Prioritize your efforts to transform your business

When you woke up today, did you have a single priority? Did you know exactly what to tackle first, because it is the most important aspect for your business? Most likely not.

“Does this ‘tyranny of the urgent’ feel like shooting at a fluffle of rabbits versus aiming at one trophy buck?” asks Mark Faust, business author and columnist for AgPro. “The difference between taking a few shots at a half dozen rabbits versus zeroing your sights on a giant buck is an apt metaphor for transforming a business.”

Most businesses suffer due to a lack of focus, Faust says. This leads to wasted time, lower profits and stagnant business models.

Consider your farm’s profit centers. Which ones generate the most profit? Could you improve your financial standing by increasing your team’s focus on just one?

“A business or individual never has just one objective,” Faust says. “To be effective, though, select only one objective to be the most important for your business.”

Priority is Not Plural

Business leaders will always have longer to-do lists than they can realistically achieve, explains Brian Moran, a productivity expert and author. So, they must develop a clear vision and prioritize.

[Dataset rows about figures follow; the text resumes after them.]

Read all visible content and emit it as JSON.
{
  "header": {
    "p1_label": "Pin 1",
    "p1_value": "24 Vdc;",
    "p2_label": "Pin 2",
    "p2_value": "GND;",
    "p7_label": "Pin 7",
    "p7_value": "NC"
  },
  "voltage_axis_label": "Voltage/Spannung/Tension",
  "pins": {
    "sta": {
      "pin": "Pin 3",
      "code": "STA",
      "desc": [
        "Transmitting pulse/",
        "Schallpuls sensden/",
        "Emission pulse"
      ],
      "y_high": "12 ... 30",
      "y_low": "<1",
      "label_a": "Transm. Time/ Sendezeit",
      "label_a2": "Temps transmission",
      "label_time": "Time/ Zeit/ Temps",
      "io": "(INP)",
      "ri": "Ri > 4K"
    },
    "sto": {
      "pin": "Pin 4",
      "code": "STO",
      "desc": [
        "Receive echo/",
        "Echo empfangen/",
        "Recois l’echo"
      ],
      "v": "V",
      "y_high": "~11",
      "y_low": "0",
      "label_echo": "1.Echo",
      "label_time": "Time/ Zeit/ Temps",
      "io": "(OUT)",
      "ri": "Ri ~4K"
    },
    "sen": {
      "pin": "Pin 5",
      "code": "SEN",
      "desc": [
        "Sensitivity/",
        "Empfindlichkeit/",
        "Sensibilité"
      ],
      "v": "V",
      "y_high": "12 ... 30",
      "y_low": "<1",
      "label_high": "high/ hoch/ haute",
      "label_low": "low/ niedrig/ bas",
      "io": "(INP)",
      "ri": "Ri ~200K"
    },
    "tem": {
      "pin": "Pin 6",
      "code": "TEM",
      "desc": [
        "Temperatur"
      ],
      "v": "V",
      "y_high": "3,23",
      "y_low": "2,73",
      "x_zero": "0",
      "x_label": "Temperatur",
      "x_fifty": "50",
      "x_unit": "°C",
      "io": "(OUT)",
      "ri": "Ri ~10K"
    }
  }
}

Set a short list of the most important goals for your business. Will this year be when you beat your previous cost of production levels or reduce employee turnover? Think about where your team’s efforts will have the strongest ROI.

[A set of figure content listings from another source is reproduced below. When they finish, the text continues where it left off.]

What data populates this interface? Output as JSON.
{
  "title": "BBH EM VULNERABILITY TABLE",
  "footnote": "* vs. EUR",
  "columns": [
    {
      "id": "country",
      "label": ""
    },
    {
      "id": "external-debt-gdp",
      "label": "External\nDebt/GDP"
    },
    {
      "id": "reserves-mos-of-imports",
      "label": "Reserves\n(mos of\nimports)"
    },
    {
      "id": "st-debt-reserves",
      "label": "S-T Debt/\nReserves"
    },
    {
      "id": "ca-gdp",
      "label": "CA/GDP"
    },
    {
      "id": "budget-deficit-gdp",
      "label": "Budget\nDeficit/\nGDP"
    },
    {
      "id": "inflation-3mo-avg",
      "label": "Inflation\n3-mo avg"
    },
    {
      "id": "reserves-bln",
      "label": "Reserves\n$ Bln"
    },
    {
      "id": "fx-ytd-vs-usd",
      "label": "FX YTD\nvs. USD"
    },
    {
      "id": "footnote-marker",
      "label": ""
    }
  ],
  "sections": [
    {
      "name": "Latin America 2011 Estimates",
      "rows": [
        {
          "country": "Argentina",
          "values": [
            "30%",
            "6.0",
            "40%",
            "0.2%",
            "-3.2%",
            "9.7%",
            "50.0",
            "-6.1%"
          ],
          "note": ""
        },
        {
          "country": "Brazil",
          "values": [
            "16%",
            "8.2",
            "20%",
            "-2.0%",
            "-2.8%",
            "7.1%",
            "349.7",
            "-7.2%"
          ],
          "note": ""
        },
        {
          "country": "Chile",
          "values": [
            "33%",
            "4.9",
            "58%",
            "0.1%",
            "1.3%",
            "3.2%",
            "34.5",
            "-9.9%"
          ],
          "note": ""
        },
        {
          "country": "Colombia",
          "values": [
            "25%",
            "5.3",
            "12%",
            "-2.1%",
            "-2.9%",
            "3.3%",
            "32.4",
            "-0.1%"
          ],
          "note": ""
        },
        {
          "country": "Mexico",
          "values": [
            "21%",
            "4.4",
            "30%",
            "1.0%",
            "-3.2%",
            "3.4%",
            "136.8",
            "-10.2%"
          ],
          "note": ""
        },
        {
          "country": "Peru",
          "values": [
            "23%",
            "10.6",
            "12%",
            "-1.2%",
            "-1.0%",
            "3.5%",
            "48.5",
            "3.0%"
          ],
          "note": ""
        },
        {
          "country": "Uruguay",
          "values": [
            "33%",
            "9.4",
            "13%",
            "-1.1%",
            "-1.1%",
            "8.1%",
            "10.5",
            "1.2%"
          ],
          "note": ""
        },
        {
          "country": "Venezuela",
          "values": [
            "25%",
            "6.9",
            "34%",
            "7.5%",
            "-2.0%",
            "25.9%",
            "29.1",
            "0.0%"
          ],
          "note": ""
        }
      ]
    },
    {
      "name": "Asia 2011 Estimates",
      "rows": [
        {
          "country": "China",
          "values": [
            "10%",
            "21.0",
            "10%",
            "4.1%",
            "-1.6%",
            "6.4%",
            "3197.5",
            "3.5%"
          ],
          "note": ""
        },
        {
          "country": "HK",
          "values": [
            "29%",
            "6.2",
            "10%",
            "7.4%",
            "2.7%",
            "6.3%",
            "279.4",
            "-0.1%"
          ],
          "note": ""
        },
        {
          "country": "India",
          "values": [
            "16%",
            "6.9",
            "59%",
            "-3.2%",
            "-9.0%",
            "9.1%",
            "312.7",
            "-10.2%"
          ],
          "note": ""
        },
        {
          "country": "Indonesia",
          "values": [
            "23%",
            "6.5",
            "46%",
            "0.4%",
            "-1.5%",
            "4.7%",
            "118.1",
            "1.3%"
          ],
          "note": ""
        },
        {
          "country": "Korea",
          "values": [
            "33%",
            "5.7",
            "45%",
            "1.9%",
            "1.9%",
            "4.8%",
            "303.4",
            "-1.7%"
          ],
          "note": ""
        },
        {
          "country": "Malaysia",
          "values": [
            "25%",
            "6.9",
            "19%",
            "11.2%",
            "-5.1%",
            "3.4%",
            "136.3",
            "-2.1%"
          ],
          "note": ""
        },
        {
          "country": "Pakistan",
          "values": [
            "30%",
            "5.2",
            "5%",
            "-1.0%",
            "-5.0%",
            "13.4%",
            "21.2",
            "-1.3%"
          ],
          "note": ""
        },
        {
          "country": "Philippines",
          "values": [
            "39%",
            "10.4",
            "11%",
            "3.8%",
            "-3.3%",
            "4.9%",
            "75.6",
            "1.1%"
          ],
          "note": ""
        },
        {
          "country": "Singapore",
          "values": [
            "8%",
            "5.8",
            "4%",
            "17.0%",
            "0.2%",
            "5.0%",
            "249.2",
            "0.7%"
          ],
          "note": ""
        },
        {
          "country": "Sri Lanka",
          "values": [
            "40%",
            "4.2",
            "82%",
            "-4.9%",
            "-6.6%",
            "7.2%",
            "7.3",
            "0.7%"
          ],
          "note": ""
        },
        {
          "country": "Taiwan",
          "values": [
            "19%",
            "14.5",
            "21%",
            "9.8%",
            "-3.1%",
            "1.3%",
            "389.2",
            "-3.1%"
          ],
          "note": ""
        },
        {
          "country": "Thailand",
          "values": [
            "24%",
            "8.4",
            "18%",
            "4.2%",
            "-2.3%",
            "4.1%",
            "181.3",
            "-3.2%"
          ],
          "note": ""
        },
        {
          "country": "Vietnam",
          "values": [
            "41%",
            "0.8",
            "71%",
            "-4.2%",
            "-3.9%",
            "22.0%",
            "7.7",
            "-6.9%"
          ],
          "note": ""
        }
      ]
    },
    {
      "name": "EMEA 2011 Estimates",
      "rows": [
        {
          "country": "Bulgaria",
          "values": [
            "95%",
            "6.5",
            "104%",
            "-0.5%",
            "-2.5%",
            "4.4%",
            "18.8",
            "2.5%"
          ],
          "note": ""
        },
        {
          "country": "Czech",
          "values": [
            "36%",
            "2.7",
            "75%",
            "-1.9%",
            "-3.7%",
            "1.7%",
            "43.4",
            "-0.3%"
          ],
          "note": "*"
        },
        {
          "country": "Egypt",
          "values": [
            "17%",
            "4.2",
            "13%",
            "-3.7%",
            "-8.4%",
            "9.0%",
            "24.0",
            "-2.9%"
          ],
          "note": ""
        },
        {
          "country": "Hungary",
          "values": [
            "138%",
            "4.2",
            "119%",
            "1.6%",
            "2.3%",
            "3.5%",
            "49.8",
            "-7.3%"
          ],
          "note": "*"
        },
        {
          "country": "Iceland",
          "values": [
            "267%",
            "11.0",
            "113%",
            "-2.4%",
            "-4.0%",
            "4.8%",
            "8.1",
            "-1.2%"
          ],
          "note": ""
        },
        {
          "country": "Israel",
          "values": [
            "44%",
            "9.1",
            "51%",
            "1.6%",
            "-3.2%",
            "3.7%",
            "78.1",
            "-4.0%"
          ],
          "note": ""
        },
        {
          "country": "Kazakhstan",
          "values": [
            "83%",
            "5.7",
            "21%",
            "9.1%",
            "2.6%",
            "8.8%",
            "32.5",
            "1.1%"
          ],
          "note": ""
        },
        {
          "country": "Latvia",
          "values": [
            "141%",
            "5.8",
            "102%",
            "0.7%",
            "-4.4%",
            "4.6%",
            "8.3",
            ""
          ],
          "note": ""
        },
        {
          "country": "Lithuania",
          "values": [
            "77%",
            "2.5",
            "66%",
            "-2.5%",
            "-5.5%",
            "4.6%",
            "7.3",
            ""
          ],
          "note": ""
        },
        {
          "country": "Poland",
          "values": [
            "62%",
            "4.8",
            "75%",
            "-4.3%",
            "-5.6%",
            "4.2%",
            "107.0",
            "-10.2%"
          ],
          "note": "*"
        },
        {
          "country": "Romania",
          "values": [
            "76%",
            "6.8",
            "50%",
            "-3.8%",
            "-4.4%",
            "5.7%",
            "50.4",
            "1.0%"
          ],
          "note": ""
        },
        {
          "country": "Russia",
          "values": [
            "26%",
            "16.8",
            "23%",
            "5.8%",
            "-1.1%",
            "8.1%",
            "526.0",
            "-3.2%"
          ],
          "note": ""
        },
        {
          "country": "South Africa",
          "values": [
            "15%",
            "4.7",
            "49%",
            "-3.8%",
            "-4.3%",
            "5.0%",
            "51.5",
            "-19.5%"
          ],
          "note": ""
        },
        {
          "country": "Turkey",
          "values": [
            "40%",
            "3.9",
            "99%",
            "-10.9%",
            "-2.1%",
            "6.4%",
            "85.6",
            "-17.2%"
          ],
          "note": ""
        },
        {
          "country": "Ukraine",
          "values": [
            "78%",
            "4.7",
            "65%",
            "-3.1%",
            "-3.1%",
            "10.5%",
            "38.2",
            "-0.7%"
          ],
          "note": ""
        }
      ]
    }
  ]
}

“Less is more,” Moran says. “Most plans have too much in them. One goal is better than two and two goals are better than three.”

Without a focused objective, people easily gravitate to what they’ve always done, Moran says. A leader’s role is to set a practical but demanding timeline around these few important goals. If a deadline is too far off, it’s easy to delay action. Plan to accomplish a goal in the least number of small steps.

“Tiny little actions can have a profound effect when repeated time and time again,” he says.

Remember the 80-20 Rule

“Around 80% of your results come from 20% of what you do,” says Danny Klinefelter, Texas A&M University professor emeritus. His advice: prioritize. Delegate or hire it out; you can’t do it all.